The meaning of the phrase διάτορον σφραγῖδα in context with the other words is unclear. Wilamowitz (1903) linked διάτορον σφραγῖδα to στόματος, understanding the expression as ‘the intelligible seal of the mouth’, i.e. ‘the language’, followed by Reinach (1903:79), Mazon (1903:212) and Page (1962:410). Croiset (1903:346) interpreted διάτορον adverbially, translating it as ‘with a piercing voice’, and taking σφραγῖδα στόματος as ‘the embarrassment sealing his mouth’. For Campbell (1993:105) the meaning is even stronger: ‘shattering his mouth seal in piercing cry’. Gildersleeve (1903:235), followed by Hordern (2002:203), considered διάτορον as used proleptically, ‘to be pierced’, and σφραγῖδα στόματος as meaning ‘silence’. Janssen (1984:105), Paduano (1993:534) and Sevieri (2011:83) only pointed out that the Phrygian begins to speak, ignoring διάτορον. Nencioni (1950:150) and Lambin (2013:138) opted for a literal translation, ‘breaking the piercing seal of his mouth’ (to be preferred), without providing a convincing explanation.

The new semantic interpretation of 147-148 proposed here refers to the musical field. If we consider Timotheus as the most outstanding representative of New Music, the use of a metaphor inspired by music (cf. σύντονος, ‘shrill’, 169) to say that a Phrygian is speaking Greek would be unsurprising. Etymologically, διά-τορον is an o-stem adjective (‘nom d’action’, Chantraine 1979:10-11) derived from the verb τορεῖν < PIE *terh1/3-, ‘to pierce’ (Beekes 2010:1495). It can be applied specifically to sounds, with a semantic change from ‘piercing’ to ‘loud, shrill’, comparable to Skt. tará- ‘piercing, resonating’ and perhaps OIr. tairm ‘sound’. Greek and Byzantine lexicographers (Hsch., Suda, Phot., Etym. Magn., Ps. Zonar. s.v.) confirm the relationship with a sound, thus ‘piercing’ in the sense of ‘acute’ (cf. A., Eum., 567), even ‘audible from a distance’. But how can a ‘piercing sound’ be related to Phrygian?

In Euripides, Orestes, 1384, the Phrygian slave mentions the μέλος or νόμος (Plut., de mus.,1133b) ἁρμάτειον, a specific melody characterized by a high register (scholia, Suda, s.v.) to which his monody has to be sung. The relationship between high register and threnodic songs pointed out by Plut., de mus., 1136c, explains the threnodic use of μέλος ἁρμάτειον in Eur., Or., 1384. Moreover, Phrygians are defined as θρηνητικοί, ‘with an aptitude for threnodic songs’, by Eustathius (Commentarium in Dionysii periegetae orbis descriptionem, 791, 32-34). The νηνίατον, which Hipponax evokes as a Phrygian composition (fr. 163 West = fr. 173 Degani), is a particular variety of threnodic song. By contrast, the Greek language, called Ἰαονα γλῶσσαν by Timotheus in 149, may be associated with ionic harmony, defined as ἀνειμένη by Pratinas (fr. 712 Page), and characterized by a lower register.

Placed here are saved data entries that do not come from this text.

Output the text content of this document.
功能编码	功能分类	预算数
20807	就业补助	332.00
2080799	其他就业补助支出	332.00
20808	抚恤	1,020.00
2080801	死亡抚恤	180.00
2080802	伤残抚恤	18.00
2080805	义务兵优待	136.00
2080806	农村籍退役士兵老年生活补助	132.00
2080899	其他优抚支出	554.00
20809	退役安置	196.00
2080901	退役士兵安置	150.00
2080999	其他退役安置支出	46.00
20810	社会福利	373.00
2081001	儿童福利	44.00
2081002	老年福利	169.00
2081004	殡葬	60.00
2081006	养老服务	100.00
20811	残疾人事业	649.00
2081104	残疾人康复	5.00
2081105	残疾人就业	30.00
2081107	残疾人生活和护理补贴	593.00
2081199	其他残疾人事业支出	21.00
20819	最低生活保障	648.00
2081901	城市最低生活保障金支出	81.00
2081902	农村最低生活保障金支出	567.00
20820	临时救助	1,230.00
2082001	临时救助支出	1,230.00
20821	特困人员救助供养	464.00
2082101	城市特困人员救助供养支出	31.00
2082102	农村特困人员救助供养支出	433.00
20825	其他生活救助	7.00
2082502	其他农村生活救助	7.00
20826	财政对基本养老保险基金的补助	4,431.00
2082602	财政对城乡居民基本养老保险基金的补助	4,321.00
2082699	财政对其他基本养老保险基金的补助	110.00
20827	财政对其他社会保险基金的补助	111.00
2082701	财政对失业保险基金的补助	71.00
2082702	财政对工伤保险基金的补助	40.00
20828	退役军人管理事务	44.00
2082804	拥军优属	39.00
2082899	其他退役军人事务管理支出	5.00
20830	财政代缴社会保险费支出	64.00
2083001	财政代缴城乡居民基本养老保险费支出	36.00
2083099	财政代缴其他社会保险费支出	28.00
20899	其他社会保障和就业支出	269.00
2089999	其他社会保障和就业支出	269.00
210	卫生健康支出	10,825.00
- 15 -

There must have been a link between the Phrygians, the μέλος ἁρμάτειον, the threnodic songs (particularly the νηνίατον), and the high register to the point that even the Phrygians’ way of speaking was identified with a particularly high-pitched tone of voice. Phrygian impressed this ‘seal’ (σφραγίς), i.e. shaped the soldier’s ‘mouth’ (στόμα), a metonymy for his native articulatory capabilities, just as Timotheus impressed his own upon his nome (202-236), σφραγίς being a technical term for the most personal part of a poem (Thgn. 19-20). In conclusion, the Phrygian, accustomed to using a rather ‘piercing’ tone of voice in his native language, must break this ‘seal’, i.e. abandon this specific trait which characterizes his ‘mouth’, in order to speak Greek, a foreign language characterized by a lower register.